Verzoek om voorlopige voorziening in bestuursrechtelijke zaak betreffende uitstel van vertrek en medische zorg in land van herkomst

In deze uitspraak van de Rechtbank Den Haag op 15 november 2023, beoordeelt de voorzieningenrechter het verzoek om een voorlopige voorziening van een verzoeker met de Ghanese nationaliteit. De verzoeker had een aanvraag ingediend voor uitstel van vertrek op grond van artikel 64 van de Vreemdelingenwet 2000, welke door de staatssecretaris van Justitie en Veiligheid was afgewezen. De voorzieningenrechter oordeelt dat er een spoedeisend belang is bij het verzoek, omdat de verzoeker niet kan worden gezegd dat zijn bezwaar geen redelijke kans van slagen heeft. De voorzieningenrechter wijst erop dat de medische behandelingen in Ghana mogelijk niet voldoende toegankelijk zijn voor de verzoeker, die al 33 jaar in Nederland verblijft en een zeer zwakke gezondheid heeft.
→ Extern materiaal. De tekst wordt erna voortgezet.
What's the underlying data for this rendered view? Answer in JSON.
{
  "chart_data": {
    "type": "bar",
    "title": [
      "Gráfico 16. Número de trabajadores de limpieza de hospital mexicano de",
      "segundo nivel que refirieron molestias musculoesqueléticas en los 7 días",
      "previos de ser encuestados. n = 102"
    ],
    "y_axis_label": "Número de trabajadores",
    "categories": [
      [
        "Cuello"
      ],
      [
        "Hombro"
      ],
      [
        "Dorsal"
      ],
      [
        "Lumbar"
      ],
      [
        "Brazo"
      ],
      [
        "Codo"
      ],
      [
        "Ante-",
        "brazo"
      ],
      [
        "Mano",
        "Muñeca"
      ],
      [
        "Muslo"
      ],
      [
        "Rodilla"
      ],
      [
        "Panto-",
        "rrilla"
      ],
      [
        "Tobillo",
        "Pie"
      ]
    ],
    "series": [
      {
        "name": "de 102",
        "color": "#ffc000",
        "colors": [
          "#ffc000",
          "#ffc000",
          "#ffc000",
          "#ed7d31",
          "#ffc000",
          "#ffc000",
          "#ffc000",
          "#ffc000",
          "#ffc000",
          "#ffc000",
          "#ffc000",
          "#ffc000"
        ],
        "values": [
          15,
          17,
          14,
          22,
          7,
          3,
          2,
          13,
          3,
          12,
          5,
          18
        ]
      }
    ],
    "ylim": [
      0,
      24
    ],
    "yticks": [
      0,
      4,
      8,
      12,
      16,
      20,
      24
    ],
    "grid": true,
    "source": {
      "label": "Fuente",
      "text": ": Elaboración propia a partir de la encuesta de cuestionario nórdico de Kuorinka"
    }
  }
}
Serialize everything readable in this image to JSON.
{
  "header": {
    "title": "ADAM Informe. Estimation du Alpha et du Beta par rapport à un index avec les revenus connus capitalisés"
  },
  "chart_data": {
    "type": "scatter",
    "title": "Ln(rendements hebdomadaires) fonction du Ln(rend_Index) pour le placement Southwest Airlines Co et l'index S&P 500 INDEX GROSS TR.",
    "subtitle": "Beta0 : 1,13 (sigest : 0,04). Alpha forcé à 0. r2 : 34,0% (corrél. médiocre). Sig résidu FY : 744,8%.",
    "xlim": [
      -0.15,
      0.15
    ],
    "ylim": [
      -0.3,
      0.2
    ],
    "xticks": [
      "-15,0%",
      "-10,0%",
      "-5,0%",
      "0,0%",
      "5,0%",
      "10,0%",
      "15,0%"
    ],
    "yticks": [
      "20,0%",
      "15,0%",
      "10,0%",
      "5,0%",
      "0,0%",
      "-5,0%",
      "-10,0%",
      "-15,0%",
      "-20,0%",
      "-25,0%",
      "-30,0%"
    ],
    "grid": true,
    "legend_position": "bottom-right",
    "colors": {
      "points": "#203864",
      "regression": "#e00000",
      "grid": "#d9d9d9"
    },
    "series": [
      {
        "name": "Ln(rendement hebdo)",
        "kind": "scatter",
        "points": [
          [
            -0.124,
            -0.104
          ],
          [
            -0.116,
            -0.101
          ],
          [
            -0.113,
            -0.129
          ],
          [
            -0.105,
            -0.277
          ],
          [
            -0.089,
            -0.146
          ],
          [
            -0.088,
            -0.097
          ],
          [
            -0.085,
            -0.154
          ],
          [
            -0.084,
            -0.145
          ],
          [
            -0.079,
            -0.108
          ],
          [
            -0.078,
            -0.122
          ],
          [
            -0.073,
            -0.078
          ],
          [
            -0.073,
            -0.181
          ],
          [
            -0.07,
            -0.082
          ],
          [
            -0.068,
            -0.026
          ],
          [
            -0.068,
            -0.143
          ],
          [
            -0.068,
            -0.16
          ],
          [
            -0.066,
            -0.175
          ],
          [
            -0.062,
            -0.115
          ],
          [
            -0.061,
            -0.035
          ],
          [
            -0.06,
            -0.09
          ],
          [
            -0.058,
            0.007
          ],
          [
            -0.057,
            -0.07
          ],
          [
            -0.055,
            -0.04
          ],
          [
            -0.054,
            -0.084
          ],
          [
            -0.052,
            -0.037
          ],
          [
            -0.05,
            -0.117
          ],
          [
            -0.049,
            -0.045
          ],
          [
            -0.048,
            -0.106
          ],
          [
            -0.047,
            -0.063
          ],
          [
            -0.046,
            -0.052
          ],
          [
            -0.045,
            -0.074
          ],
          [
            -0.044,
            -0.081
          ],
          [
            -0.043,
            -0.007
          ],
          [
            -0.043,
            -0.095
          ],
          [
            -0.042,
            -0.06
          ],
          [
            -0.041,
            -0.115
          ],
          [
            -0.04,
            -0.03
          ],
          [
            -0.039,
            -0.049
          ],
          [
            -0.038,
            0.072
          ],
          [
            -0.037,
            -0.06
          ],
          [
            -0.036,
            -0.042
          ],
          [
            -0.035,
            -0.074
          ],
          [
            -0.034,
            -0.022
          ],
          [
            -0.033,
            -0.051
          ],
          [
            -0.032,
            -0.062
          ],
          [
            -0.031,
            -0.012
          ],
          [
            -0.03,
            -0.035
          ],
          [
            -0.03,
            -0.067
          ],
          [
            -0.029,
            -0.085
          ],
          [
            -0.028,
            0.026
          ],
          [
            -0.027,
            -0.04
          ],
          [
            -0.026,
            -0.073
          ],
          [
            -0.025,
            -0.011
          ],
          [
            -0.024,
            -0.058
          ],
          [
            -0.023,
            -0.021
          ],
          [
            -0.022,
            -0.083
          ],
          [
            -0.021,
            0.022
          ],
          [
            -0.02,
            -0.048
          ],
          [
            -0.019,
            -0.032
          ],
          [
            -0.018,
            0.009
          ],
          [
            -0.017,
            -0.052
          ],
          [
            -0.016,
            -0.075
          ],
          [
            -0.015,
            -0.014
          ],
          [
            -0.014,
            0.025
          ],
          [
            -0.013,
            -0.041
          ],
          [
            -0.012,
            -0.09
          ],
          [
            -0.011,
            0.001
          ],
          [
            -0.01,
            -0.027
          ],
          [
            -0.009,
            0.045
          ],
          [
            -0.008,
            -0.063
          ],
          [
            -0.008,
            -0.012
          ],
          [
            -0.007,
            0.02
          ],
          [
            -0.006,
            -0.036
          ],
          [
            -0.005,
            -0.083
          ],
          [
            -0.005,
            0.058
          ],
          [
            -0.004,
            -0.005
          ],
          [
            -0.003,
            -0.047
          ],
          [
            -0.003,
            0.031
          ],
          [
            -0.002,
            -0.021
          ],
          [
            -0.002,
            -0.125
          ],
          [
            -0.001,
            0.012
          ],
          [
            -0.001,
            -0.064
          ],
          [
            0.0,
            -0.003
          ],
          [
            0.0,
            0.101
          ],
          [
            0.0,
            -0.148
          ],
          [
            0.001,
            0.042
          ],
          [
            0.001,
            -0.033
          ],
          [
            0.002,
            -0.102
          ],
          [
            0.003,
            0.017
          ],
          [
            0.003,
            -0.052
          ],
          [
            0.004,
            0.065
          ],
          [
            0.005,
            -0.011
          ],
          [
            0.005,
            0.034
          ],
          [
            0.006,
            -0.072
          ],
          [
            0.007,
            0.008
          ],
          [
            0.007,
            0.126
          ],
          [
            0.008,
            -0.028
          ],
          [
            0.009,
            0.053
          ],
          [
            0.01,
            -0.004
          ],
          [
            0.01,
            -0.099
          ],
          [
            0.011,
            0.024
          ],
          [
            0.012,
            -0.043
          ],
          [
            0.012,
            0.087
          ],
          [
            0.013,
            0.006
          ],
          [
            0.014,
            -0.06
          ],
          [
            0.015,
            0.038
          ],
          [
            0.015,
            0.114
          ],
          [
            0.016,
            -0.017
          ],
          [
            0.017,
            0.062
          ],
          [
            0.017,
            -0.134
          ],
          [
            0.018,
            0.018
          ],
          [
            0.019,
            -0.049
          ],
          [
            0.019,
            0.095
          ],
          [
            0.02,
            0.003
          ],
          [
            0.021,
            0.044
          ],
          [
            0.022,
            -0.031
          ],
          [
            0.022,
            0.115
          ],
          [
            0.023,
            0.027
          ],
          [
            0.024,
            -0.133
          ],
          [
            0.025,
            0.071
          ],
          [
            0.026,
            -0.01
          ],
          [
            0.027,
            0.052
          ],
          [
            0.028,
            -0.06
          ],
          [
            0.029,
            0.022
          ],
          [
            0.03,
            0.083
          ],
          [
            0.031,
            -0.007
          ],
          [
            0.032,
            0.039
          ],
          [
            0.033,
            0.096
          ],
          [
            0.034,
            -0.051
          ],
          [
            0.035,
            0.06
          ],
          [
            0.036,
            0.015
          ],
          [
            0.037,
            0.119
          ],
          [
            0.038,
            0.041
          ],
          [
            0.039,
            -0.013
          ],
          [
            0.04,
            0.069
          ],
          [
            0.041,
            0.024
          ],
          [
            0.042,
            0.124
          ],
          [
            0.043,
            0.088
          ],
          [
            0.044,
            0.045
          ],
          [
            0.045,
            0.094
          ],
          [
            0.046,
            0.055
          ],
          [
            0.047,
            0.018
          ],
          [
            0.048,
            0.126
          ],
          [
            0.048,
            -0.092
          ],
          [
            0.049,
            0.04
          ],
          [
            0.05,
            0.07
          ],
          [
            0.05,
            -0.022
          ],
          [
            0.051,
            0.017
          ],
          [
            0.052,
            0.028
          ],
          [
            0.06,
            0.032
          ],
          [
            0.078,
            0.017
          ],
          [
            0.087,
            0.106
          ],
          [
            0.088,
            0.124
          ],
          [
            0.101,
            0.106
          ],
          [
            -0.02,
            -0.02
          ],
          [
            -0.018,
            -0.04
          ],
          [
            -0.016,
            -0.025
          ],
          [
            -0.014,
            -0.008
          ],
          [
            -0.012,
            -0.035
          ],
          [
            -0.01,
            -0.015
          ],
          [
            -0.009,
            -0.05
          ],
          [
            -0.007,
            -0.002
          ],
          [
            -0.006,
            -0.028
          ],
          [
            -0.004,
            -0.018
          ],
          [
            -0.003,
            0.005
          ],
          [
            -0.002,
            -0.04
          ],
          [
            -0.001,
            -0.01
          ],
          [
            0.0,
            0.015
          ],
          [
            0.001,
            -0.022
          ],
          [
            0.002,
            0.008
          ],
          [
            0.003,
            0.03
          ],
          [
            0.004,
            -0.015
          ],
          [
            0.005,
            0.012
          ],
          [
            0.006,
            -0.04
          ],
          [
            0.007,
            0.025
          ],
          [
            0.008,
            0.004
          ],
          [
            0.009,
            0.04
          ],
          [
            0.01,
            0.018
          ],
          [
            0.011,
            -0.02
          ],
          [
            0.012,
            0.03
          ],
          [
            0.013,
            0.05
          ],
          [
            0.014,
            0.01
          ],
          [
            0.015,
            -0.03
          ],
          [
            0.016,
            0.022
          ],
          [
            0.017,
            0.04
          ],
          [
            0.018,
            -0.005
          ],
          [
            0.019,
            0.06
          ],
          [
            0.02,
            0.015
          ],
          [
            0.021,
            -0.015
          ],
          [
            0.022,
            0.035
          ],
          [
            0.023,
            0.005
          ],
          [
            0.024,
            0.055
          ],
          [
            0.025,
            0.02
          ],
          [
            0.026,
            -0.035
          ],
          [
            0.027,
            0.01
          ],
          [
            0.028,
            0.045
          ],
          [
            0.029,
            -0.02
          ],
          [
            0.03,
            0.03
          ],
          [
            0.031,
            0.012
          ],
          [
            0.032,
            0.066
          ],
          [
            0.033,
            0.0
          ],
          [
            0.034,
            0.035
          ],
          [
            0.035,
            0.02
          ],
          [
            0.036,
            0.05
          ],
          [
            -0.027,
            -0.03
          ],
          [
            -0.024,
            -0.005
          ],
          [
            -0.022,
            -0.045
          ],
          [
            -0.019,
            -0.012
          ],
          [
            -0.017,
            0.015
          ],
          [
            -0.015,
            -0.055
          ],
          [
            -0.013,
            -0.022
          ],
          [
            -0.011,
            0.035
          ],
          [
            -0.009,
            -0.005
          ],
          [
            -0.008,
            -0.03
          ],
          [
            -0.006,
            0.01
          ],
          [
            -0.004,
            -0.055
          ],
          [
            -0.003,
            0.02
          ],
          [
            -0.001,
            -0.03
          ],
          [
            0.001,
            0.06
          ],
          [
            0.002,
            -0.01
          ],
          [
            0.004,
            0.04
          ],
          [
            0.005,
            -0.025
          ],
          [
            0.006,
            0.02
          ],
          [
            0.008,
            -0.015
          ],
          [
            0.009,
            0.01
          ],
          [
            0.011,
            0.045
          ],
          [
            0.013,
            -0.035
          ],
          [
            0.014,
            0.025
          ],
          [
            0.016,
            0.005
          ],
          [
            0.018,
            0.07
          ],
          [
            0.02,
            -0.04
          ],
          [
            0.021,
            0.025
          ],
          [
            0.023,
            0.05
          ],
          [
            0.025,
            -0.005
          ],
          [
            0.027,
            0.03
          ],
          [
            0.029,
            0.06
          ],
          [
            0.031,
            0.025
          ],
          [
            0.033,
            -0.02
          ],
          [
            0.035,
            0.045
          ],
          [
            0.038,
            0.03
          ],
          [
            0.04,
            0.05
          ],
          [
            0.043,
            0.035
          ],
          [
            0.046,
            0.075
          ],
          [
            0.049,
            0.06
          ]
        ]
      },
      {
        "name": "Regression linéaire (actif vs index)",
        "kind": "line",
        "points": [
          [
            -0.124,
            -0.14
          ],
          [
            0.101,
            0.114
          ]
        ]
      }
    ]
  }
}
De rechtbank concludeert dat de rechtsgevolgen van het bestreden besluit worden opgeschort en dat de verzoeker recht heeft op een proceskostenvergoeding van € 1.674,-.

Uitspraak

RECHTBANK DEN HAAG
Bestuursrecht
zaaknummers: NL23.19778
proces-verbaal van de mondelinge uitspraak van 15 november 2023 in de voorlopige voorzieningszaak tussen

[verzoeker] , V-nummer: [v-nummer] , verzoeker

(gemachtigde: mr. A.A. van Harmelen),
en

de staatssecretaris van Justitie en Veiligheid, verweerder

(gemachtigde: mr. K. Kana).

Inleiding

1. In deze uitspraak beoordeelt de voorzieningenrechter het verzoek om een voorlopige voorziening met betrekking tot de afwijzing van de aanvraag om uitstel van vertrek op grond van artikel 64 van de Vreemdelingenwet 2000 (Vw).
1.1.
Bij het besluit van 6 juli 2023 heeft verweerder de aanvraag van verzoeker afgewezen. Verzoeker heeft tegen dit besluit bezwaar gemaakt en heeft de voorzieningenrechter verzocht om een voorlopige voorziening te treffen.
1.2.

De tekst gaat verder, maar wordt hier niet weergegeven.